When mustering sheep we have also noticed that in some places what is said in the henge can be easily heard over 100m away. I have heard my husband talking to workers at the henge from the gate to the property. I was probably 200m from where he was. The strange thing is that if you move even a little bit, it is not possible to hear anything from the henge.

One of the first big events we had after the opening, was a Druid event. During this ceremony, the Druids march in a circle within the circle of stones, chanting their Arwen chant. At this ceremony the TV crew came to photograph the Druids. 

The first thing we noticed, after the chant began, was all the birds in the area for some distance, flying into the air. This is unusual in New Zealand and we do not have the sort of mass migrations that happen in Europe. 

The next thing that occurred, was that all animals that were, at that time, down the hill came racing up to the fence around the henge. A bull in the herd started bellowing, and was answered by another in an adjoining property. An old horse that came with the cattle started to behave as it was training in the Spanish Riding School. It pranced up and down, lifting is hooves as if to music, head held high and tail swishing. It was quite a sight. The TV camera operators did not seem to know what to photograph – Druids or animals. I was late arriving, due to processing late arrivals, and I just enjoyed the entire spectacle.

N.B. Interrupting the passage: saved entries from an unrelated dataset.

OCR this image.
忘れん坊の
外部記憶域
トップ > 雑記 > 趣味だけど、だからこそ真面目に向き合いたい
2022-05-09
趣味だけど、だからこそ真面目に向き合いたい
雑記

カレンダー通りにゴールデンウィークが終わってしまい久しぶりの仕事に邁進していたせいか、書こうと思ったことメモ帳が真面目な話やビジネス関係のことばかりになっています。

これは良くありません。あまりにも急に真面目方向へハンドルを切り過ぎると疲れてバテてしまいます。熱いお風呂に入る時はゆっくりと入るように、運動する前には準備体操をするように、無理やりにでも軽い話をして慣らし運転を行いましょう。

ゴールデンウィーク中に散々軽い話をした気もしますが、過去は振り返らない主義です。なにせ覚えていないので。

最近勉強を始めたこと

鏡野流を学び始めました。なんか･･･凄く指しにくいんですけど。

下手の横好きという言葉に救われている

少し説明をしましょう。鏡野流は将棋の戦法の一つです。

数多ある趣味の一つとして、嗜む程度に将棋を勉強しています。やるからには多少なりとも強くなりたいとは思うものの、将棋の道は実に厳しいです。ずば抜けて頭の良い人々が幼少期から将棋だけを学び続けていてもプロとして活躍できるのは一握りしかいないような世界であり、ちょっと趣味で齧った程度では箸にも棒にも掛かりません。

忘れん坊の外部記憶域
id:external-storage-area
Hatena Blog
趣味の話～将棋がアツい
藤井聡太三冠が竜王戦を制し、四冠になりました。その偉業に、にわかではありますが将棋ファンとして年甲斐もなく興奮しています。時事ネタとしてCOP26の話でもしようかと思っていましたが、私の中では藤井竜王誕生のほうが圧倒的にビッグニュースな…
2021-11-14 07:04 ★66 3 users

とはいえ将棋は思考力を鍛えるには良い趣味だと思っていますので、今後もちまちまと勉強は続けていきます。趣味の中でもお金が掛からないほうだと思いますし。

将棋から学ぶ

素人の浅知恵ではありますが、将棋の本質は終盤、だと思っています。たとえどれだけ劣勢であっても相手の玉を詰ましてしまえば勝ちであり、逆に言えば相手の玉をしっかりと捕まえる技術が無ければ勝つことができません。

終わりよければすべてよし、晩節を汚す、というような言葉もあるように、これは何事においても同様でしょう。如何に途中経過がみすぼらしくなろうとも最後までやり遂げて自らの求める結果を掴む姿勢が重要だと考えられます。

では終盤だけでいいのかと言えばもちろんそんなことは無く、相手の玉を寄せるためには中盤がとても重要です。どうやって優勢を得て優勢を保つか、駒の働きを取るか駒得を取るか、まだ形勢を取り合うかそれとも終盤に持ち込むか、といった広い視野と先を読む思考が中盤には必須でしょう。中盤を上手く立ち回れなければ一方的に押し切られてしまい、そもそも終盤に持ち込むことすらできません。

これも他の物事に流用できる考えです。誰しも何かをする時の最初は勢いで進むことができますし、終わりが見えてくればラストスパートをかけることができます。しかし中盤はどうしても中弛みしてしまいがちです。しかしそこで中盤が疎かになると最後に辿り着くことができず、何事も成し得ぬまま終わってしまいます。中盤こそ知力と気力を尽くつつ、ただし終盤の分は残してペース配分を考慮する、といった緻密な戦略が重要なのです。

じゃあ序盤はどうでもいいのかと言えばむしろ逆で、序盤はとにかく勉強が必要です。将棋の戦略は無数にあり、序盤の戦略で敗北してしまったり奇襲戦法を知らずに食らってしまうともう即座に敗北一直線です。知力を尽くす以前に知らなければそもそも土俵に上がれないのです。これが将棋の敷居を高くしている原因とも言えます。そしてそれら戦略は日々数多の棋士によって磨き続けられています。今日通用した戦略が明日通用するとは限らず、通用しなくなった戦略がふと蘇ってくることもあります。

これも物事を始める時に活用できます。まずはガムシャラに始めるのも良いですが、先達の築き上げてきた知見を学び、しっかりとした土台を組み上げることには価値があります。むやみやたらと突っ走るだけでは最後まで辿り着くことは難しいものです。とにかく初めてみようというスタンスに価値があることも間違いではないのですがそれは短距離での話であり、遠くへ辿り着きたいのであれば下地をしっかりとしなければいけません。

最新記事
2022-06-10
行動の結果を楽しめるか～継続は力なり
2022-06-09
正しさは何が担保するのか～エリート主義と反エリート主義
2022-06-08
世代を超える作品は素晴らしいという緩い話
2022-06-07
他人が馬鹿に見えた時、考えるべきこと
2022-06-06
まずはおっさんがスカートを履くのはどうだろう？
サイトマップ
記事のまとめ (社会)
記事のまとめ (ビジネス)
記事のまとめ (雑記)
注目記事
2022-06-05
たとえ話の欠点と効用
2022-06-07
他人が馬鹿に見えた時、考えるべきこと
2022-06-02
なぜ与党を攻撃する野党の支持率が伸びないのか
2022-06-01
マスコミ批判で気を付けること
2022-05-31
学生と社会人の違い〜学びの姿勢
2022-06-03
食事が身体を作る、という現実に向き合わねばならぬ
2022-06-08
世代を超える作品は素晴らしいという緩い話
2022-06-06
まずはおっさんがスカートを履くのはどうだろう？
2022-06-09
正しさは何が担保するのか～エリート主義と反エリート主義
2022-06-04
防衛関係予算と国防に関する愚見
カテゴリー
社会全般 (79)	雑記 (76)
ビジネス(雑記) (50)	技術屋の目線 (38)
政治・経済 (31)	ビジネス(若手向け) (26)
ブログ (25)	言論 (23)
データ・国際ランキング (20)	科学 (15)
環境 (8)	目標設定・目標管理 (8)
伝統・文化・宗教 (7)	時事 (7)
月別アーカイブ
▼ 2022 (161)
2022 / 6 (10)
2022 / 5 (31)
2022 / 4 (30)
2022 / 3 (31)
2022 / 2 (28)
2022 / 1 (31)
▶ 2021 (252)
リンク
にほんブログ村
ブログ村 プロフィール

We encourage everyone who visits the henge to experiment and enjoy the sound effects in the henge and universally they are surprised at the effects they obtain there. Henges are fun places really. I am sure our ancestors used them to great dramatic effect.

References:

Acoustic and aural research at timber and stone circles Authors Victor Reijs, ma.victor.reijs@gmail.com, ORCID: http://orcid.org/0000-0003-1429-0750, Reinhard Mussik, reinhard.mussik@gmail.com

Songs of the Stones: An Investigation into the Acoustic Culture of Stonehenge Dr. Rupert Till University of Huddersfield, UK.